При таком убеждении смерть потеряла весь благородный вид, в каком представлялась ему, и он решился обмануть своих неблагодарных врагов, посмеяться над их бесчеловечной яростью, сделав попытку к спасению своей жизни. Он снял с себя оружие; его ловкость, проворство, хитрость возвратились к нему. Деятельным умом своим он начал придумывать, как бы ему переодеться и уйти, он оставил залу, прошел через другие более скромные комнаты, предназначенные для слуг и наемников, нашел в одной из них грубый костюм служителя, надел его, положил на голову кое-какие вещи, принадлежавшие дворцу, как будто желая похитить их, и сказал со своим прежним саркастическим смехом:
— Когда все другие друзья оставляют меня, то я, конечно, могу оставить самого себя! — Затем он стал ждать удобного случая.
Между тем пламя разгоралось сильнее и сильнее; наружная нижняя дверь уже совсем сгорела, из оставленной им комнаты хлынул огонь с клубами дыма, дерево трещало, свинец расплавлялся, ворота падали с шумом; для всей толпы был открыт страшный вход, гордый Капитолий Цезарей готов был пасть!

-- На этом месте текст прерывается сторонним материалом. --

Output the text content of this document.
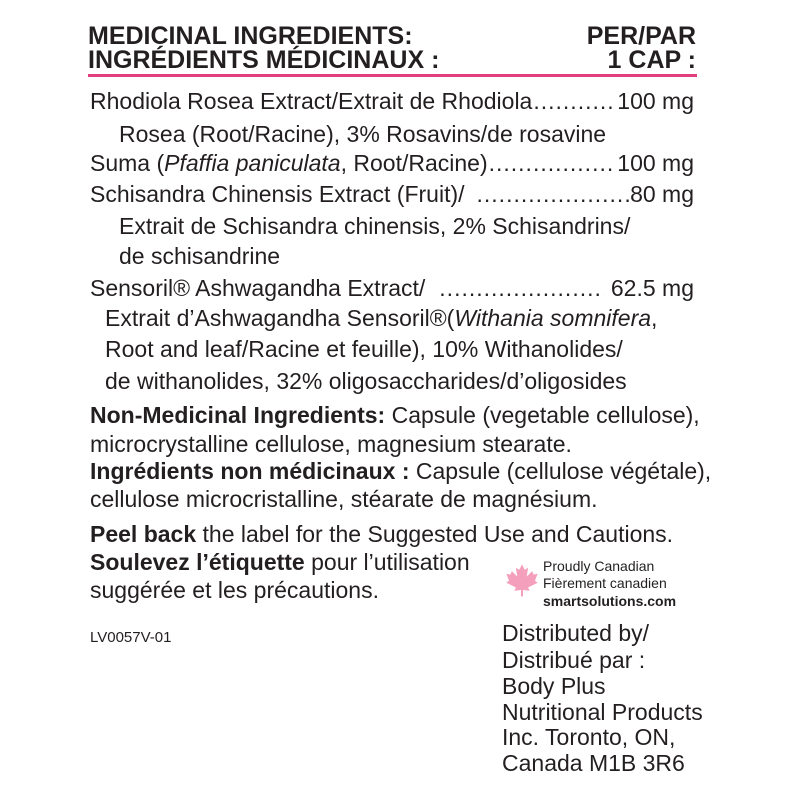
MEDICINAL INGREDIENTS:
INGRÉDIENTS MÉDICINAUX :
PER/PAR
1 CAP :
Rhodiola Rosea Extract/Extrait de Rhodiola .....	100 mg
Rosea (Root/Racine), 3% Rosavins/de rosavine
Suma (Pfaffia paniculata, Root/Racine) .....	100 mg
Schisandra Chinensis Extract (Fruit)/ .....	80 mg
Extrait de Schisandra chinensis, 2% Schisandrins/
de schisandrine
Sensoril® Ashwagandha Extract/ .....	62.5 mg
Extrait d’Ashwagandha Sensoril®(Withania somnifera,
Root and leaf/Racine et feuille), 10% Withanolides/
de withanolides, 32% oligosaccharides/d’oligosides
Non-Medicinal Ingredients: Capsule (vegetable cellulose),
microcrystalline cellulose, magnesium stearate.
Ingrédients non médicinaux : Capsule (cellulose végétale),
cellulose microcristalline, stéarate de magnésium.
Peel back the label for the Suggested Use and Cautions.
Soulevez l’étiquette pour l’utilisation
suggérée et les précautions.
Proudly Canadian
Fièrement canadien
smartsolutions.com
LV0057V-01	Distributed by/
Distribué par :
Body Plus
Nutritional Products
Inc. Toronto, ON,
Canada M1B 3R6
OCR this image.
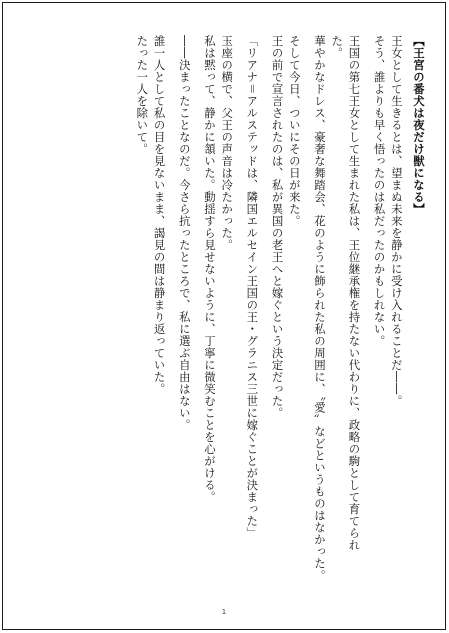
【王宮の番犬は夜だけ獣になる】
王女として生きるとは、望まぬ未来を静かに受け入れることだ――。
そう、誰よりも早く悟ったのは私だったのかもしれない。
王国の第七王女として生まれた私は、王位継承権を持たない代わりに、政略の駒として育てられ
た。
華やかなドレス、豪奢な舞踏会、花のように飾られた私の周囲に、〝愛〟などというものはなかった。
そして今日、ついにその日が来た。
王の前で宣言されたのは、私が異国の老王へと嫁ぐという決定だった。
「リアナ＝アルステッドは、隣国エルセイン王国の王・グラニス三世に嫁ぐことが決まった」
玉座の横で、父王の声音は冷たかった。
私は黙って、静かに頷いた。動揺すら見せないように、丁寧に微笑むことを心がける。
――決まったことなのだ。今さら抗ったところで、私に選ぶ自由はない。
誰一人として私の目を見ないまま、謁見の間は静まり返っていた。
たった一人を除いて。
1
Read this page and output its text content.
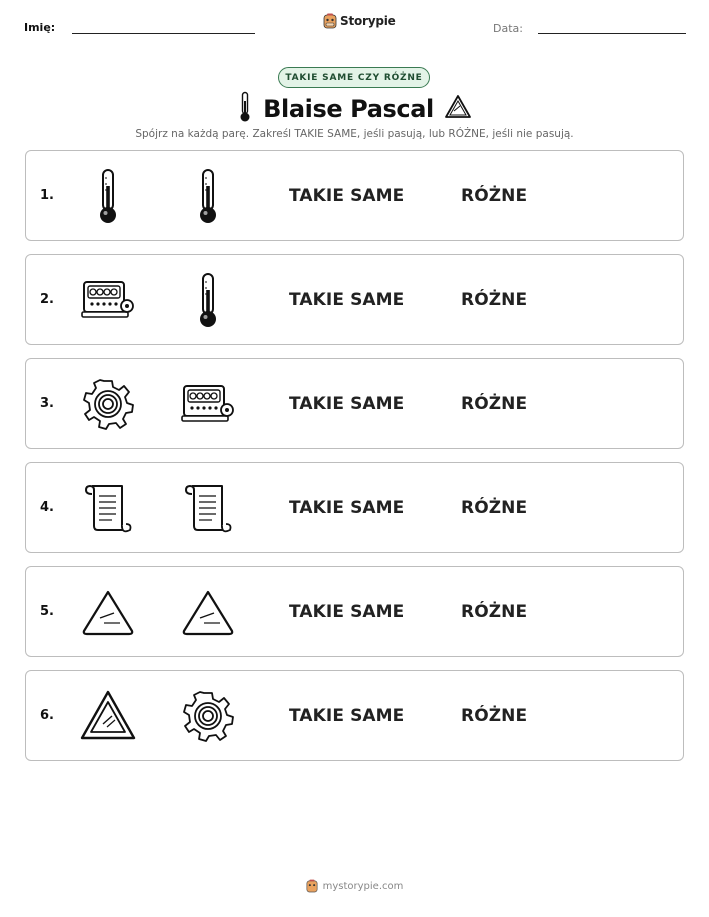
Imię:	Storypie
Data:
TAKIE SAME CZY RÓŻNE
Blaise Pascal
Spójrz na każdą parę. Zakreśl TAKIE SAME, jeśli pasują, lub RÓŻNE, jeśli nie pasują.
1.	TAKIE SAME	RÓŻNE
2.	TAKIE SAME	RÓŻNE
3.	TAKIE SAME	RÓŻNE
4.	TAKIE SAME	RÓŻNE
5.	TAKIE SAME	RÓŻNE
6.	TAKIE SAME	RÓŻNE
mystorypie.com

Теперь нельзя было терять времени! Риенцо прошел через пылавшую дверь, через дымившийся порог, невредимо пробрался за внешние ворота и очутился среди толпы.
— Внутри есть что пограбить, — сказал он на римском patois окружающим, скрывая лицо под своей ношей. — Suso, suso a gliu traditore!
Чернь бросилась мимо него, он пошел дальше, добрался до последней лестницы, спускающейся к открытым улицам, он был уже у последних ворот, видел перед собой жизнь и свободу…
Один солдат (принадлежавший к его собственным телохранителям) схватил его:
— Стой! Куда идешь?
— Смотрите, как бы сенатор не ушел переодетый! — вскричал голос сзади. Это был голос Виллани. Ноша, скрывающая лицо Риенцо, была сброшена им с головы; — он был открыт!
— Я сенатор! — сказал он громко. — Кто смеет трогать представителя народа?
В одно мгновение вокруг него собралась толпа. Сенатора быстро потащили к площади Льва. При сильном свете трескучего пламени серый памятник пылал, как будто сам был огненный!
Придя туда, толпа расступилась, устрашенная важностью своей жертвы. Молча стоял он и оглядывался вокруг. Ни засаленная одежда его, ни ужас этой минуты, ни гордая печаль о том, что он открыт, не могли лишить его осанку величия и ободрить собравшиеся и смотревшие на него тысячи народа. Весь Капитолий, объятый пламенем, с ужасным великолепием освещал необозримую массу людей. По длинной перспективе улиц тянулись огненный свет и плотная толпа черни, заканчивающаяся сияющими знаменами Колоннов, Орсини, Савелли! В Рим вступали действительные тираны этого города! Когда в горящем воздухе раздался звук их приближающихся горнов и труб, то смелость, казалось, возвратилась к черни. Риенцо начал говорить; первое слово его было сигналом для его смерти.